Demand-based production will require a new type of data input, as consumption analyses and predictions start to automatically govern production. Maintaining large warehouses becomes unnecessary. Demand-based production relies on quick reactions and on an operation environment that forms an increasingly dense network. The end customer pays for value or performance and does not necessarily own the systems and equipment anymore – the role of the owner falls on another service provider in the same network.

2. Business environments form a network and the world speeds up

Networks involving several operators give rise to a new type of value. For example, a dairy can outsource the cleaning of their production facilities to a bundled hygiene service, where one operator acquires the necessary chemicals, another one provides the cleaning equipment and a third collects and analyzes real-time data sent in by sensors. The customer ends up paying a fixed rate, such as X dollars per a gallon of milk – not for the detergents or services purchased.
At the same time, the role of companies as producers of value will change, and new service integrator roles will emerge as services are bundled and sold to customers in new ways. Nothing stops the consumer from ordering just a single product directly to their home – think placing an order for fresh eggs for breakfast, delivered straight from the farm. The speed of delivery won’t be measured in days anymore, but in minutes or hours, placing new requirements on temporary storage and new types of logistics.

3. Environmental values and ecological choices rule

Ecological business practices and the carbon footprint of production play a major role in product selection. The end customer wants to have detailed information on where the product came from and how it was produced, and the information provided affects the purchase decision. Sustainability becomes crucial at the level of the organization as well as production. This presents a challenge to product development, which needs to consider things from a new angle and change prevailing modes of action. The history and origin of product components and materials need to be traceable, and knowing the remaining useful life of each part and material becomes a matter of course.
The circulation economy aims at maximizing the circulation of value bound to products and materials. This is achieved through recycling and reuse, but also through optimizing production and reducing waste.

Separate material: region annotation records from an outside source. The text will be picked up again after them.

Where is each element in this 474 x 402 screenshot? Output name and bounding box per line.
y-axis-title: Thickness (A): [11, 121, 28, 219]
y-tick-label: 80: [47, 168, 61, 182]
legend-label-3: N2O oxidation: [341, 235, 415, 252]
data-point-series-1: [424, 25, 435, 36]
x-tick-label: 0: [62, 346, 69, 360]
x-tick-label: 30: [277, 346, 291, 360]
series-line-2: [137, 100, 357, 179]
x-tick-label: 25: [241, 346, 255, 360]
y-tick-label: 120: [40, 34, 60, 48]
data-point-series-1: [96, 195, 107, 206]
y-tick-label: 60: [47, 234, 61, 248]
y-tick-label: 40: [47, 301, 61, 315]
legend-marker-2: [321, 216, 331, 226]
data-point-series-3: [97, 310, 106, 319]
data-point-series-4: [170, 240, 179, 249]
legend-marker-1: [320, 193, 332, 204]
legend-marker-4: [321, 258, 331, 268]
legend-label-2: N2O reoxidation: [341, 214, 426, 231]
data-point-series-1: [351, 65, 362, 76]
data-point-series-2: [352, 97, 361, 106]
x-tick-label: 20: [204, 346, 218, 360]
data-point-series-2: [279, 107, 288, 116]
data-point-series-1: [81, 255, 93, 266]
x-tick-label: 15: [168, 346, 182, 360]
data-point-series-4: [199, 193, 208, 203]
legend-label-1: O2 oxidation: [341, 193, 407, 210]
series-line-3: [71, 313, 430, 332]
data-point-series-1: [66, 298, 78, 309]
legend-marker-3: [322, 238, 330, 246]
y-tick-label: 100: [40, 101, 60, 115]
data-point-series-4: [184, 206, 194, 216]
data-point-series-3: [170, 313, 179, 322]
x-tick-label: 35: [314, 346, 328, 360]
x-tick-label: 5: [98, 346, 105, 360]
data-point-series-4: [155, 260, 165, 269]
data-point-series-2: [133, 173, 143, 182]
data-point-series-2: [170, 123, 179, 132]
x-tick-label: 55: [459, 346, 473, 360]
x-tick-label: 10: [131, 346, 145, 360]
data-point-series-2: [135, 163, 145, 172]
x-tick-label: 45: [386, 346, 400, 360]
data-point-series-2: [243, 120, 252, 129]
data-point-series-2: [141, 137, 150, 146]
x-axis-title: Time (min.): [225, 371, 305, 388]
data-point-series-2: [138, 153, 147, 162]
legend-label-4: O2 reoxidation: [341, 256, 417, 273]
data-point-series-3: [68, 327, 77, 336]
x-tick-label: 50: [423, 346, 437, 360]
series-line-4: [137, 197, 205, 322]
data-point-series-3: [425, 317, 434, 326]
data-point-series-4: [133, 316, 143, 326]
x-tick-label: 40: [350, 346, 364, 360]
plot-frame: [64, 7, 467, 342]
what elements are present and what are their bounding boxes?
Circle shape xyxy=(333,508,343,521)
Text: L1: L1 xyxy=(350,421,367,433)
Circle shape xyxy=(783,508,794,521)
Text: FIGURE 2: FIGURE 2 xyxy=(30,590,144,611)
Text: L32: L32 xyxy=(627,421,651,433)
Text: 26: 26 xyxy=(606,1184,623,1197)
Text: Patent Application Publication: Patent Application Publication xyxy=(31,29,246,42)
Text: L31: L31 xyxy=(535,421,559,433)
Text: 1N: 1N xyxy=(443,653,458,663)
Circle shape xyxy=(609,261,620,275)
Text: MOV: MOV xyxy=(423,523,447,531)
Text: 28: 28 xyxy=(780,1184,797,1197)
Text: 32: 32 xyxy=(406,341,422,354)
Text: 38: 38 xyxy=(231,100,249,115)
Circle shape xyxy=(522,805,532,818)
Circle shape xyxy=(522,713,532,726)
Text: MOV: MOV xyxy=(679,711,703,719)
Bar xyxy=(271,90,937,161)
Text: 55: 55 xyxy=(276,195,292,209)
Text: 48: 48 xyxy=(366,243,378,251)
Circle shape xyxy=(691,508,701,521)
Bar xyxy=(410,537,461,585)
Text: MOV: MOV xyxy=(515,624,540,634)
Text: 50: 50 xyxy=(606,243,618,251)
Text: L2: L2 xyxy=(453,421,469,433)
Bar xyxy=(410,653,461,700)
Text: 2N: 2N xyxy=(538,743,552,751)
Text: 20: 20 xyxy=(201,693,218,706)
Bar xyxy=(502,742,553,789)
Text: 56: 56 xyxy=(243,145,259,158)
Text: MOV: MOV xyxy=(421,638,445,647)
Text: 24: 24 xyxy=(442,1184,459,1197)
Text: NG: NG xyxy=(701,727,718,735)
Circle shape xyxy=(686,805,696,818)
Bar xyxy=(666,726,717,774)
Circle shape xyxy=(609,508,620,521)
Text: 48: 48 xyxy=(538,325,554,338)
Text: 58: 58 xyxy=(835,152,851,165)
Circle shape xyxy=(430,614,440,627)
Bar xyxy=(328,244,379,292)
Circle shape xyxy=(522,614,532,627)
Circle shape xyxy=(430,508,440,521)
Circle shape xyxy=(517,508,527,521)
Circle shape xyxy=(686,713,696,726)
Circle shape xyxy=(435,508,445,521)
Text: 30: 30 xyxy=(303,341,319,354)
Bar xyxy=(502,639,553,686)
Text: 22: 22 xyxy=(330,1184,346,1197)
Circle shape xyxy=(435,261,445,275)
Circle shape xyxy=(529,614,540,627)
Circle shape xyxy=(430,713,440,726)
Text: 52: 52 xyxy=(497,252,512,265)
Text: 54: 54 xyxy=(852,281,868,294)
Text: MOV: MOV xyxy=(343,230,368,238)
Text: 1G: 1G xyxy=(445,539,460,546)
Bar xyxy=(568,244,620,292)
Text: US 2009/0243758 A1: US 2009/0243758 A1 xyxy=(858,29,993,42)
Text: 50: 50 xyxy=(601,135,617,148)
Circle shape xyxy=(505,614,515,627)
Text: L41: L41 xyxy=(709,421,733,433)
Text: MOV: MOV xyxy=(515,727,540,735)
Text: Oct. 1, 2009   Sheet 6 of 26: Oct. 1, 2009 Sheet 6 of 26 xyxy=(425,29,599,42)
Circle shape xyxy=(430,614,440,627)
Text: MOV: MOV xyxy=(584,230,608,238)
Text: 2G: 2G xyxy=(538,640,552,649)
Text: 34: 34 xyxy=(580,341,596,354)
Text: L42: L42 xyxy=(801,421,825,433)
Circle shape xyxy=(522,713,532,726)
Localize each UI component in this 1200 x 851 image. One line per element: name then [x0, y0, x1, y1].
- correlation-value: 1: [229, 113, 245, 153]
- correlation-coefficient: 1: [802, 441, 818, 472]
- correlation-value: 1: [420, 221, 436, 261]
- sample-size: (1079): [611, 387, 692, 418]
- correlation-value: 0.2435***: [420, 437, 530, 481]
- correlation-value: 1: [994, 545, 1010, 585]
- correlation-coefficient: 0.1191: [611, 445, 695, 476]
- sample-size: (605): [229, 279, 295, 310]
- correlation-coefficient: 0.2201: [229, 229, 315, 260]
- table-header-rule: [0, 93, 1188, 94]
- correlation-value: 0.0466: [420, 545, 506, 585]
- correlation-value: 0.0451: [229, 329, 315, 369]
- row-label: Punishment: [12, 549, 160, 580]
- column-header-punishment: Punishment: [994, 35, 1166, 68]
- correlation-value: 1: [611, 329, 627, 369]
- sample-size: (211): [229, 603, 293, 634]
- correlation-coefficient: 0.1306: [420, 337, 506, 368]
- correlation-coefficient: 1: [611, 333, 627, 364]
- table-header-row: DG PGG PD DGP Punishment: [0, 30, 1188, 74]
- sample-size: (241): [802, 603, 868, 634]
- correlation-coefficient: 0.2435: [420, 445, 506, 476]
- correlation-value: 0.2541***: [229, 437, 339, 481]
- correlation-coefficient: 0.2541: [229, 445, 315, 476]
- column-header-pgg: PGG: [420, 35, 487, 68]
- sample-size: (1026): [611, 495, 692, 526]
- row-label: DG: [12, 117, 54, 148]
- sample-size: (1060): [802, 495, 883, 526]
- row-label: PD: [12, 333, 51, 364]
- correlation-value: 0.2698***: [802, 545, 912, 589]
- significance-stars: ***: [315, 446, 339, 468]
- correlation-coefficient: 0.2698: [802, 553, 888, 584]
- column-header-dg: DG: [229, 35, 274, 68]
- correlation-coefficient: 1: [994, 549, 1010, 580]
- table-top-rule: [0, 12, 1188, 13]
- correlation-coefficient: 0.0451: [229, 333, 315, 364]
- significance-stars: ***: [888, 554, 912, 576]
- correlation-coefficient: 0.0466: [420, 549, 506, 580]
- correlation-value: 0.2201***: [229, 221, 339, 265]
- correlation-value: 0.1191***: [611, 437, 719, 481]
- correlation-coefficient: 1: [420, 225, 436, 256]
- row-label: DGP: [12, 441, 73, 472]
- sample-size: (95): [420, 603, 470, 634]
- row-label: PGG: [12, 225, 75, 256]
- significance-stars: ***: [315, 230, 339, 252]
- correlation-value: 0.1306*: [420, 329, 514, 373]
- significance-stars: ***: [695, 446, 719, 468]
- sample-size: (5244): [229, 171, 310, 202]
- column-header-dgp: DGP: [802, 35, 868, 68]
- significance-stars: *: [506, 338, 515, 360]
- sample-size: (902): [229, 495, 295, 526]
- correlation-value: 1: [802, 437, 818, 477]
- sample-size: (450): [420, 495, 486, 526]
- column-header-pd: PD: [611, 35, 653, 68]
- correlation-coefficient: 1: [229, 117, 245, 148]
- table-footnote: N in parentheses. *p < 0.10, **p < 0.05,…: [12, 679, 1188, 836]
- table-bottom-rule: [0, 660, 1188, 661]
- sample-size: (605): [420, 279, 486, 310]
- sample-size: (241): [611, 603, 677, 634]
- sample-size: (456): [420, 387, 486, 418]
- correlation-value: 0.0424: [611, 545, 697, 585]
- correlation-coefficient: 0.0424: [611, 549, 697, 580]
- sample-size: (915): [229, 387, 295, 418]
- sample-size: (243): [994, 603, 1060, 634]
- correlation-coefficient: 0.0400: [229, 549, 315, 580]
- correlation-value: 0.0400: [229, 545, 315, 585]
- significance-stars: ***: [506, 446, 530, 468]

4. Consumers are in charge – and want their services customized

One of the most important things to understand is the power consumers hold. Organization-led decision-making is bound to become increasingly rare, while listening to and engaging end customers and various operators in the value chain becomes widespread. B2B won’t remain isolated from other ways of doing business, as traditional roles are forgotten and discarded.
Customers will start to demand increasingly customized services that suit their daily routines. This will be accompanied by the development of biohacking: soon your fridge may be able to let you know what meals you can prepare out of the ingredients you have and propose adding vitamins to your diet based on the nutritional values of the foods you have consumed during the previous month. Are you out of OJ or running low on fresh fruits and vegetables? Your fridge will let you know what to get from the store.
Is your organization prepared for a future where the consumer is in the driver’s seat of the B2B sector?